Probabilistic Solar Forecasting

This repository provides R code and data accompanying the paper

Gneiting, T., Lerch, S. and Schulz, B. (2023). Probabilistic Solar Forecasting: Benchmarks, Post-processing, Verification. Solar Energy, 252, 72-80, https://doi.org/10.1016/j.solener.2022.12.054.

In particular, code for the implementation of the postprocessing methods, application to the case study and forecast evaluation is available.

Summary

The setting of the case study and the dataset were adopted from Yang et al. (2022), who themselves provide data and code for the replication of their work. In the case study, probabilistic one day-ahead forecasts of Global Horizontal Irradiance (GHI) are issued for each hour of the following day at seven locations in the continental US. Five predictor variables are available, of which we highlight two. One is a deterministic GHI forecast from a numerical weather prediction model (ECMWF HRES), the other is the REST2 clear-sky irradiance.
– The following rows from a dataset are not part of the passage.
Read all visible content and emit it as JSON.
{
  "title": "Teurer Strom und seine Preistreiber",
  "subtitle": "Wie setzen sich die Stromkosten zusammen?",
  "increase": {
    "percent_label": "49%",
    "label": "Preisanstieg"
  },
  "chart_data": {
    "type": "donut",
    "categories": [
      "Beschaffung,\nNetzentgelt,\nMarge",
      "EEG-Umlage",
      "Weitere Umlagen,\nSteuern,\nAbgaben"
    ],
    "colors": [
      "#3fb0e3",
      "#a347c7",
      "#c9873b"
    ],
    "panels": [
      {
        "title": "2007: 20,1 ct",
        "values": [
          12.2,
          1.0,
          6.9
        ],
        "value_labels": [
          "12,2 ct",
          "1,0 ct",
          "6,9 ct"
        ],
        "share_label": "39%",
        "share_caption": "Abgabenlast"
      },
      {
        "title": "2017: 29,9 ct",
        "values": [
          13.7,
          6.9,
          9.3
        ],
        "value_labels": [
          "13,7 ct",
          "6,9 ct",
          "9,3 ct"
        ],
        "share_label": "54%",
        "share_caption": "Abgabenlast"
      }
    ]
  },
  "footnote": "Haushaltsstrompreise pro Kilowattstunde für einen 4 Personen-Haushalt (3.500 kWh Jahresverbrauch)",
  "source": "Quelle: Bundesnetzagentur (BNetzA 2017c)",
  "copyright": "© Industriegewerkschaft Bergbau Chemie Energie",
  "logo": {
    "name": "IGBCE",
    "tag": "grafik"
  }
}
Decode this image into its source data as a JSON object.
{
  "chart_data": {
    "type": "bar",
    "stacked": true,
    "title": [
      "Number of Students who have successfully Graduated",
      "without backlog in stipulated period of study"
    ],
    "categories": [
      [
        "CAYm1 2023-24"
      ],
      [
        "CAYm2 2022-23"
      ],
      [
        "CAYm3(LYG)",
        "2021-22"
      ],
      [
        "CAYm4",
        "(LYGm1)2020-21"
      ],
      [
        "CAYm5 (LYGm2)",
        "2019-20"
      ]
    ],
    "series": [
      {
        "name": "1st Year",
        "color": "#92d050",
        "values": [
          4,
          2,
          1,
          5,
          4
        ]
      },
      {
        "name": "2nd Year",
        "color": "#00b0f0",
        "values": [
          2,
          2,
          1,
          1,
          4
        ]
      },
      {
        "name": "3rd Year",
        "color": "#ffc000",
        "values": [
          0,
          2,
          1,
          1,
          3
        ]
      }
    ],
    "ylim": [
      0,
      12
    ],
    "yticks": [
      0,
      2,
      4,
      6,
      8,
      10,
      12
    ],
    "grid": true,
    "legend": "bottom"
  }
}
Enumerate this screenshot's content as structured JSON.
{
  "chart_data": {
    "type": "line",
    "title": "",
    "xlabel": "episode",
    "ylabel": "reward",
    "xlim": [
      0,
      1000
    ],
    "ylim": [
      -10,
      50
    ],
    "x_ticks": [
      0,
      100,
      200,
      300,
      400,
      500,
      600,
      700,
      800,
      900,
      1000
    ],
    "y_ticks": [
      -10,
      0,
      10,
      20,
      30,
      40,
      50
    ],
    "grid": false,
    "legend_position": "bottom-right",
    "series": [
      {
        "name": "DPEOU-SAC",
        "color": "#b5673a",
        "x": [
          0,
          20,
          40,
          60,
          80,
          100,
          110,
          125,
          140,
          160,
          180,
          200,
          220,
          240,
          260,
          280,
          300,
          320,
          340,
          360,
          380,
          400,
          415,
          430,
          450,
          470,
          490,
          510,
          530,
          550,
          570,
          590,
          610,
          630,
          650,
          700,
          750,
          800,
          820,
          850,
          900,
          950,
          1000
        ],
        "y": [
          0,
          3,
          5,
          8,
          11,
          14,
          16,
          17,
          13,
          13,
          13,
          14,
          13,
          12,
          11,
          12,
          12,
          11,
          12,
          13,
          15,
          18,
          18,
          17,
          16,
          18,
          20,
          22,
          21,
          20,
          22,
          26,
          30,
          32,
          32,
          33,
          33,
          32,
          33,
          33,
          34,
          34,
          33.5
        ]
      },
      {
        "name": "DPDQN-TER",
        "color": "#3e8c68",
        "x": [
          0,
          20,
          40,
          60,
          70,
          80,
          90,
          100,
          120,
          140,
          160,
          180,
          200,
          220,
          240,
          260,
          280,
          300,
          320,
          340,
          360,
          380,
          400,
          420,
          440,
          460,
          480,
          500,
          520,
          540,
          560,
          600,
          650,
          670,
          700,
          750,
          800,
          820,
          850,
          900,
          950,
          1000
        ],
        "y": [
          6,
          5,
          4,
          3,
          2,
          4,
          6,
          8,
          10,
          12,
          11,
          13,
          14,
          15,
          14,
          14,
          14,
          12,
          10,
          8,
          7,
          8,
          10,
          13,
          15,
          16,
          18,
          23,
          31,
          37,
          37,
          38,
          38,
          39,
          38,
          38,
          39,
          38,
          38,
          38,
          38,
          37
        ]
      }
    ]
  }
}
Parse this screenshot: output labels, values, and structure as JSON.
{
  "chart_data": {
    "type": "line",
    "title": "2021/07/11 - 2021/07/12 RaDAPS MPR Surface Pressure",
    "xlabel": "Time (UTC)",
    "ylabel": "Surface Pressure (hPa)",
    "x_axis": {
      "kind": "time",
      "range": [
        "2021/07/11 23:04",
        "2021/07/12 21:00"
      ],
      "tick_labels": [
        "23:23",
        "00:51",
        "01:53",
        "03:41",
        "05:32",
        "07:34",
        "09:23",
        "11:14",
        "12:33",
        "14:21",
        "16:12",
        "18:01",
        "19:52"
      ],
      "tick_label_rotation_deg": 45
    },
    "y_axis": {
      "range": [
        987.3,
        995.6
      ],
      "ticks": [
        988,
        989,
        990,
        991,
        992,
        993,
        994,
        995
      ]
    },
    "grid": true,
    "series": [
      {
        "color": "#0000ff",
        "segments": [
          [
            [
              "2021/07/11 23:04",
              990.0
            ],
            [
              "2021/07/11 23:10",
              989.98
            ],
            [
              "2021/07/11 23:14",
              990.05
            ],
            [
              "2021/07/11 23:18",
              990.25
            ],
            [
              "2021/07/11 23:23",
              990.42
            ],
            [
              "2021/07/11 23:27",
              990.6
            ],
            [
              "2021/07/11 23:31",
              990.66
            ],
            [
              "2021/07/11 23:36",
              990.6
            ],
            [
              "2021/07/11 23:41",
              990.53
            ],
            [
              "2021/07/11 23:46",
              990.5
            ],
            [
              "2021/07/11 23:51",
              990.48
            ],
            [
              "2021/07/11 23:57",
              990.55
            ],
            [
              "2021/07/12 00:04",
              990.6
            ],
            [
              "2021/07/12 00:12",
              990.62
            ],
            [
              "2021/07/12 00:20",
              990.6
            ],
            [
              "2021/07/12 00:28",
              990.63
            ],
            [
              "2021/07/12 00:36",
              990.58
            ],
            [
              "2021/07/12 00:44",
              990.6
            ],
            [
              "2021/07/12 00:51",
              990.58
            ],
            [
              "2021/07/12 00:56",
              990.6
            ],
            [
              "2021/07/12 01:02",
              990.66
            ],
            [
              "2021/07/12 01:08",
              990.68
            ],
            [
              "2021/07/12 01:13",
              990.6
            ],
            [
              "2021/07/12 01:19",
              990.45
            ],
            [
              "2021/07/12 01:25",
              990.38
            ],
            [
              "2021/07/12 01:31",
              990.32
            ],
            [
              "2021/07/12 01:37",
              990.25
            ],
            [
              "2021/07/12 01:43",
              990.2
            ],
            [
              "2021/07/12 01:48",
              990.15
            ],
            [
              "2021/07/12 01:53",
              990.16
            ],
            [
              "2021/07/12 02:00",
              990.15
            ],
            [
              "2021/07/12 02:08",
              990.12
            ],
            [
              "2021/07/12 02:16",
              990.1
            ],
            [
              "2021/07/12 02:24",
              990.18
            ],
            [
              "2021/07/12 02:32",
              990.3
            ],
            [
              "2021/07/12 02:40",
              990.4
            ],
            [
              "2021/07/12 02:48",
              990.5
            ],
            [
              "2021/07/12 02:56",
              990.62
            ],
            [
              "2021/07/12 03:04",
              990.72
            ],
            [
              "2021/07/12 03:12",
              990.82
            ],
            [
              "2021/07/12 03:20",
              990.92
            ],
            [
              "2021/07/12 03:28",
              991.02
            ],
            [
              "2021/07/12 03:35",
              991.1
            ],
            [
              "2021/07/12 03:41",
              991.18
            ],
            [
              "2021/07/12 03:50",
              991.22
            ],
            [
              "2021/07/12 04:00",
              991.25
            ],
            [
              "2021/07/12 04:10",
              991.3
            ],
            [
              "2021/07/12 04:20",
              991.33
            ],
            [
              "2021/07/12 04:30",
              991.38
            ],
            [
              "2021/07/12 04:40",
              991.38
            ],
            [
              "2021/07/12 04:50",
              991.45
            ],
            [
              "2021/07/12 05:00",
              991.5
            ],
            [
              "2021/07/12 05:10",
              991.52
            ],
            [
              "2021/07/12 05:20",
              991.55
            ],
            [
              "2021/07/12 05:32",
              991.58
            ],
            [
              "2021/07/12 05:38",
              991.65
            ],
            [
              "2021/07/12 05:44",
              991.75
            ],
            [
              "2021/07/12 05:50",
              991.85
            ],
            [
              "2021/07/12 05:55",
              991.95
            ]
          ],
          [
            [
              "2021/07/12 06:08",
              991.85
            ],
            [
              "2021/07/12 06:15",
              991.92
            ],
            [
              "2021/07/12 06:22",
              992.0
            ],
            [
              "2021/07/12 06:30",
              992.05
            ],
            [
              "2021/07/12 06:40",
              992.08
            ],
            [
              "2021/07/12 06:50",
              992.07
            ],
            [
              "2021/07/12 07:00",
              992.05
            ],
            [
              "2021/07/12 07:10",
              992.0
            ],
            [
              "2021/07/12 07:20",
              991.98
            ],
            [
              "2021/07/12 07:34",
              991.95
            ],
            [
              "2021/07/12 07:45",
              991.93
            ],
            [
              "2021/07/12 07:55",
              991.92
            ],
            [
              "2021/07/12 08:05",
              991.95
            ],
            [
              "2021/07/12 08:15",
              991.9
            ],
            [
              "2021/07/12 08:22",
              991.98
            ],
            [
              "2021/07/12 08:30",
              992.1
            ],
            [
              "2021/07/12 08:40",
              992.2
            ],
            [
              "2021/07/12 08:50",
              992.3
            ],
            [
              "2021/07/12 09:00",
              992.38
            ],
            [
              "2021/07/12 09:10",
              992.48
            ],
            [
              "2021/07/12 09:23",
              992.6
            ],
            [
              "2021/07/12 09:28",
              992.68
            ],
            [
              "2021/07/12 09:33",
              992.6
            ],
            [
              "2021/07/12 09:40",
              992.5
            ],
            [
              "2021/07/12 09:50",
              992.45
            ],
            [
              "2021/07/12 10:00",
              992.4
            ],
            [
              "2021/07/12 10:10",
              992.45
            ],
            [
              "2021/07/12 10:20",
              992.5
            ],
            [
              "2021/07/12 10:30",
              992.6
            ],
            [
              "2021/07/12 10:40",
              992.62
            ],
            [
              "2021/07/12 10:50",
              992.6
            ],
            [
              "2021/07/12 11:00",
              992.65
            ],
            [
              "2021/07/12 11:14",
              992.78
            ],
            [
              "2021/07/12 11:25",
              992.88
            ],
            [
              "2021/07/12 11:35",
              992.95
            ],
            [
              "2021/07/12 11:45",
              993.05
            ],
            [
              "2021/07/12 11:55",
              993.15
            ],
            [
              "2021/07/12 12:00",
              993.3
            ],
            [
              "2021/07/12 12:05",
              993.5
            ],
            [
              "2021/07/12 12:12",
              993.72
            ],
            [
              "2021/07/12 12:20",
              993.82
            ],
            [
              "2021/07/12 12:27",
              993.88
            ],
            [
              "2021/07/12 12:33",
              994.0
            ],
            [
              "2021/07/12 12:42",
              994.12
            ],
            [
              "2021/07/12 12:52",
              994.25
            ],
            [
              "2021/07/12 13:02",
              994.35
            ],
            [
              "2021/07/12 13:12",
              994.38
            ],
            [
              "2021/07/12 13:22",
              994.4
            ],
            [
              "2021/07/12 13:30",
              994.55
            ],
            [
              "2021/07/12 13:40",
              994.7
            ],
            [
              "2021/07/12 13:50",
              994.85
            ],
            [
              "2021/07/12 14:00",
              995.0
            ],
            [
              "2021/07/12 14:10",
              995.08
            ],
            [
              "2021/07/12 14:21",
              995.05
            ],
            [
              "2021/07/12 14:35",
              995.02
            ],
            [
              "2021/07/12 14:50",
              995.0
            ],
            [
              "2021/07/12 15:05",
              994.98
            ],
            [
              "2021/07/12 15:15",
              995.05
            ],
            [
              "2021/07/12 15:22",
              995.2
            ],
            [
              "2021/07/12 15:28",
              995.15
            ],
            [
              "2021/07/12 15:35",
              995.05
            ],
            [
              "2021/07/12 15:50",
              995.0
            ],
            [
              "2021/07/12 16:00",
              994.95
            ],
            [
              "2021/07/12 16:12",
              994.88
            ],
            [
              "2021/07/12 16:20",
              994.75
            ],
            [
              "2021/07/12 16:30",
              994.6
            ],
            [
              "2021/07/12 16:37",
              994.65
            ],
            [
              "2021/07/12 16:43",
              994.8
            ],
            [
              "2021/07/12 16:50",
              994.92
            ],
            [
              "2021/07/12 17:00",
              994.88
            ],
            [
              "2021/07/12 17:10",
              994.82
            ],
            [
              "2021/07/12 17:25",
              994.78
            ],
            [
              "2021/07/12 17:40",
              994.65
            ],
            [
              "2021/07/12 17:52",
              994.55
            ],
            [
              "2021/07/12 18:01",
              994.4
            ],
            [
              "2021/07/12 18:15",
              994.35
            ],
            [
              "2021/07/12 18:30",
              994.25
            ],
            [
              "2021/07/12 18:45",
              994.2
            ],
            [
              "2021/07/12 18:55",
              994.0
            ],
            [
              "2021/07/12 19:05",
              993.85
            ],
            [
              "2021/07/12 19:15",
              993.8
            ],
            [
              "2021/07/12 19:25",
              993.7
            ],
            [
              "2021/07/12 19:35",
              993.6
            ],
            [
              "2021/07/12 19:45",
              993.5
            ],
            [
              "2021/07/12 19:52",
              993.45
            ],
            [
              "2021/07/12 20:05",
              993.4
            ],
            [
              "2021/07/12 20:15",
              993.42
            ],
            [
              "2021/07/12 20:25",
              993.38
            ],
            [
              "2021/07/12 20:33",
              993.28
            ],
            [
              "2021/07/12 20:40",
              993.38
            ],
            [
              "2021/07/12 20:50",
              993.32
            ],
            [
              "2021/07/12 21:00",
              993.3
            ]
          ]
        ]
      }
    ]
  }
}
For further information on the data and setting, we refer to Yang et al. (2022). The data and code are provided the supplemental material of their work that is accessible via the DOI noted in the references.

We use four methods for postprocessing of solar radiation forecasts, namely the Analogue Ensemble (AnEn), Isotonic Distributional Regression (IDR), the Distributional Regression Network (DRN) and the Bernstein Quantile Network (BQN). While AnEn is replicated from Yang et al. (2022), the other three methods are based on the code of Schulz and Lerch (2022), who adapt and apply these methods to probabilistic wind gust forecasting. For the evaluation of the probabilistic forecasts, we again build on code from Schulz and Lerch (2022) and for the generation of quantile reliability diagrams on code from Gneiting et al. (2023).

Data

We are grateful to Dazhi Yang for generous advice on the handling of the benchmark data from Yang et al. (2022) as well as the permission to redistribute the data.

The original data provided in /data/original_data/ is described in Appendix B of Yang et al. (2022) and also available at the supplemental material at https://doi.org/10.1016/j.solener.2021.12.011 under a 'CC BY 4.0' license. The data sets data_bon,..., data_tbl as well as data_total in the /data/ directory have been generated via the data_preprocessing script for preprocessing of the original data.

Code

This repository includes three directories. /code/ includes the R code to replicate our results, /data/ the corresponding data and /figures/ the figures in the paper.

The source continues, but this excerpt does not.